One columnist doesn’t understand science

Simon Jenkins is a columnist for a couple of UK newspapers, an author, and an editor. I agree with some of his positions; the benefits of nuclear power, for instance. But lately I’m disagreeing with him a lot more than I’m agreeing.

Back in January he tried to argue that the UK’s reaction to the swine flu threat was overblown by scaremongering scientists. He doesn’t seem to understand probabilities, or the value of problem avoidance (that is, that an appropriate and timely response may have prevented a crisis, which is really the entire point).

Now Jenkins is taking shots at Martin Rees’ recent Royal Society address. This time he’s saying that scientists are money-grubbers who won’t allow anyone to question them.

Science, [we are told], should “engage broadly with society and public affairs”. In other words, it should get more money.

The Large Hadron Collider [is] on a par with aircraft carriers and Olympic games for useless extravagance.

It’s a good thing that no useful scientific discoveries have ever been made by accident, then, Simon, or come from an unexpected source. He goes on and on. University science programmes get more funding per student than arts! he exclaims. Well, duh, those programmes require far more labs and equipment.

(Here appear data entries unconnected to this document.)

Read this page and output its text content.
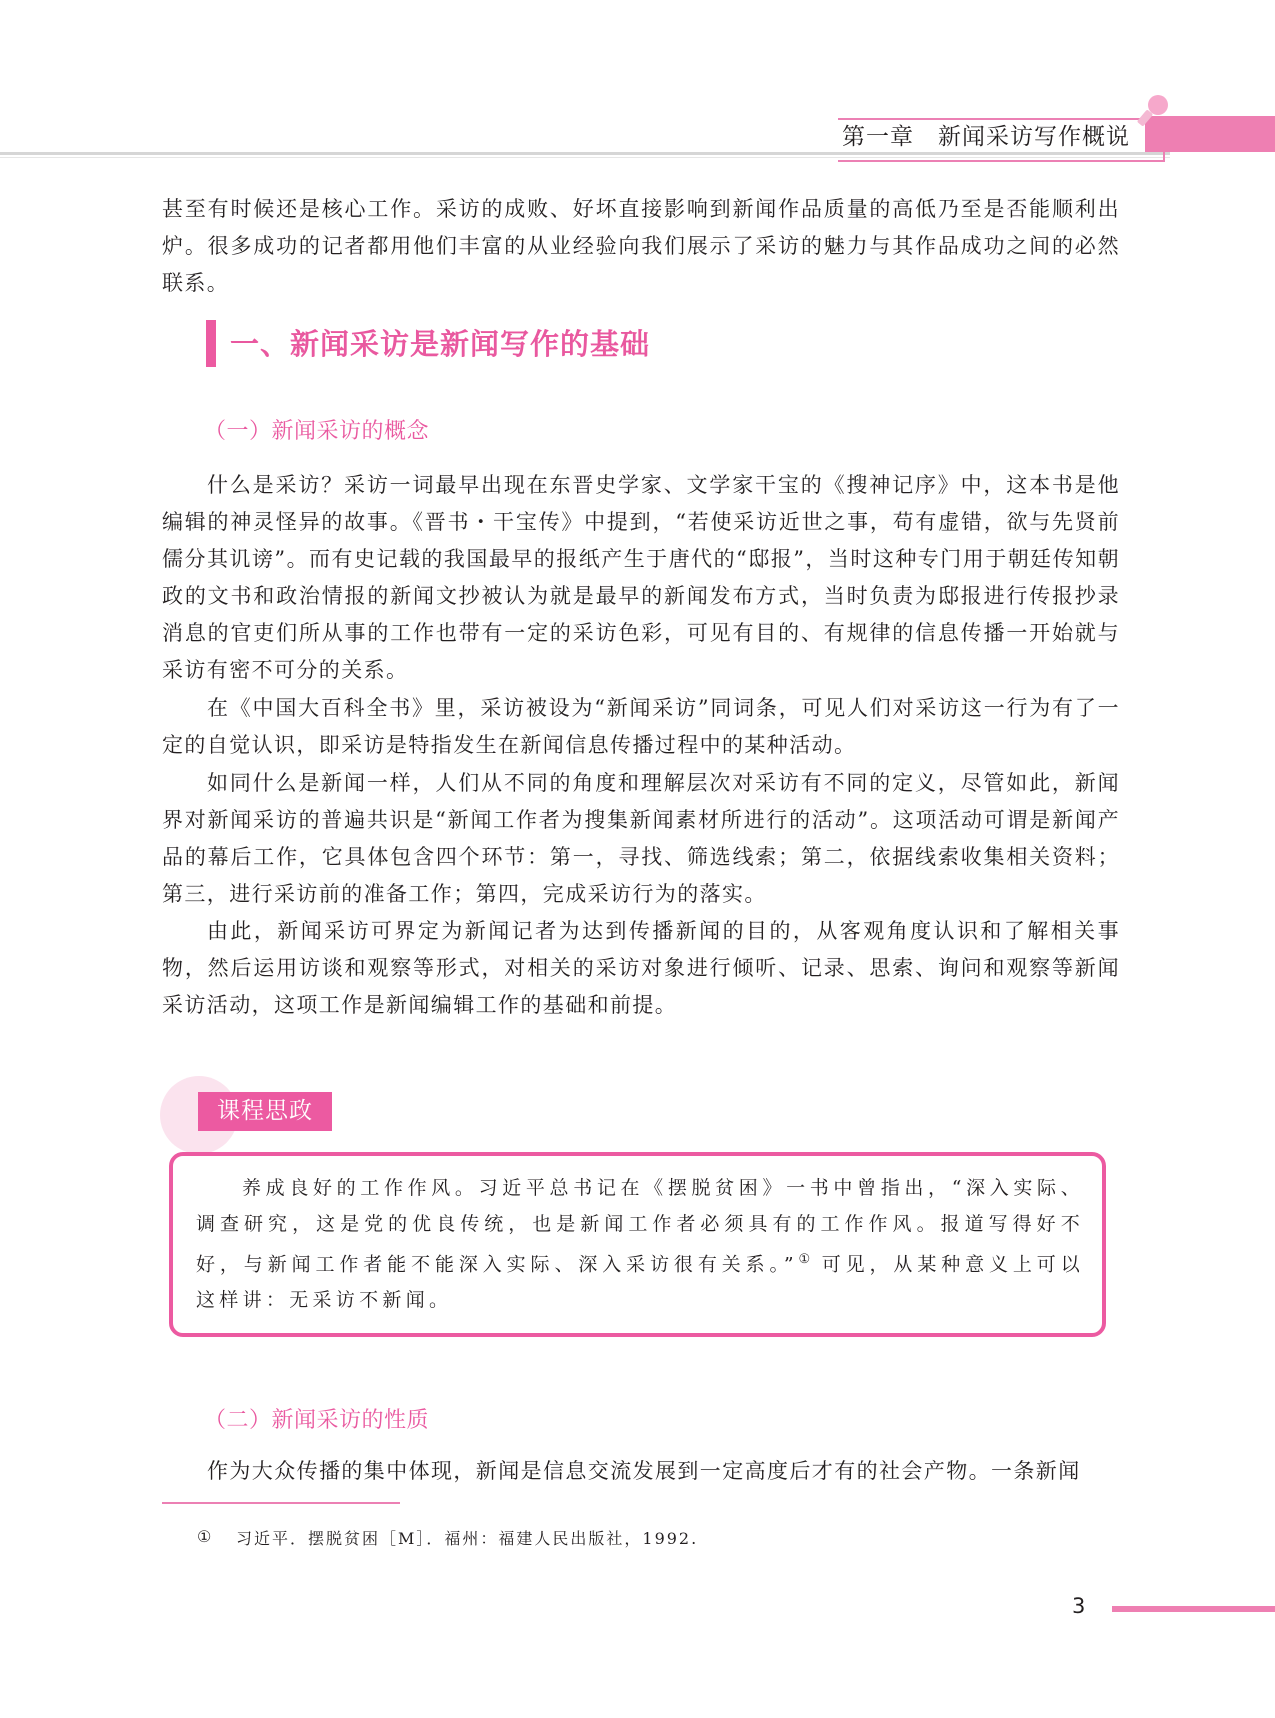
第一章　新闻采访写作概说

甚至有时候还是核心工作。采访的成败、好坏直接影响到新闻作品质量的高低乃至是否能顺利出炉。很多成功的记者都用他们丰富的从业经验向我们展示了采访的魅力与其作品成功之间的必然联系。

一、新闻采访是新闻写作的基础
（一）新闻采访的概念

什么是采访？采访一词最早出现在东晋史学家、文学家干宝的《搜神记序》中，这本书是他编辑的神灵怪异的故事。《晋书・干宝传》中提到，“若使采访近世之事，苟有虚错，欲与先贤前儒分其讥谤”。而有史记载的我国最早的报纸产生于唐代的“邸报”，当时这种专门用于朝廷传知朝政的文书和政治情报的新闻文抄被认为就是最早的新闻发布方式，当时负责为邸报进行传报抄录消息的官吏们所从事的工作也带有一定的采访色彩，可见有目的、有规律的信息传播一开始就与采访有密不可分的关系。

在《中国大百科全书》里，采访被设为“新闻采访”同词条，可见人们对采访这一行为有了一定的自觉认识，即采访是特指发生在新闻信息传播过程中的某种活动。

如同什么是新闻一样，人们从不同的角度和理解层次对采访有不同的定义，尽管如此，新闻界对新闻采访的普遍共识是“新闻工作者为搜集新闻素材所进行的活动”。这项活动可谓是新闻产品的幕后工作，它具体包含四个环节：第一，寻找、筛选线索；第二，依据线索收集相关资料；第三，进行采访前的准备工作；第四，完成采访行为的落实。

由此，新闻采访可界定为新闻记者为达到传播新闻的目的，从客观角度认识和了解相关事物，然后运用访谈和观察等形式，对相关的采访对象进行倾听、记录、思索、询问和观察等新闻采访活动，这项工作是新闻编辑工作的基础和前提。

课程思政

养成良好的工作作风。习近平总书记在《摆脱贫困》一书中曾指出，“深入实际、调查研究，这是党的优良传统，也是新闻工作者必须具有的工作作风。报道写得好不好，与新闻工作者能不能深入实际、深入采访很有关系。”① 可见，从某种意义上可以这样讲：无采访不新闻。

（二）新闻采访的性质

作为大众传播的集中体现，新闻是信息交流发展到一定高度后才有的社会产物。一条新闻

① 习近平．摆脱贫困［M］．福州：福建人民出版社，1992.
3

He also employs that slimy tactic of making someone’s position seem suspect by putting lots of double quote around individual words and phrases:

Yet [Rees] promotes just such theft. He wants more money or Britain’s “success in attracting mobile talent will be at risk”. Unless we continue to attract and nurture foreigners, we will “not retain international competitiveness”. Less cash would jeopardise the nation’s status in “the international premier league”. It would damage Britain’s “standing”, its “leverage”, indeed, the very “sustainability of its society”.

Jenkins is cranky. I’m not sure why. Luckily the comments on his column have plenty of people calling him out on his bullshit.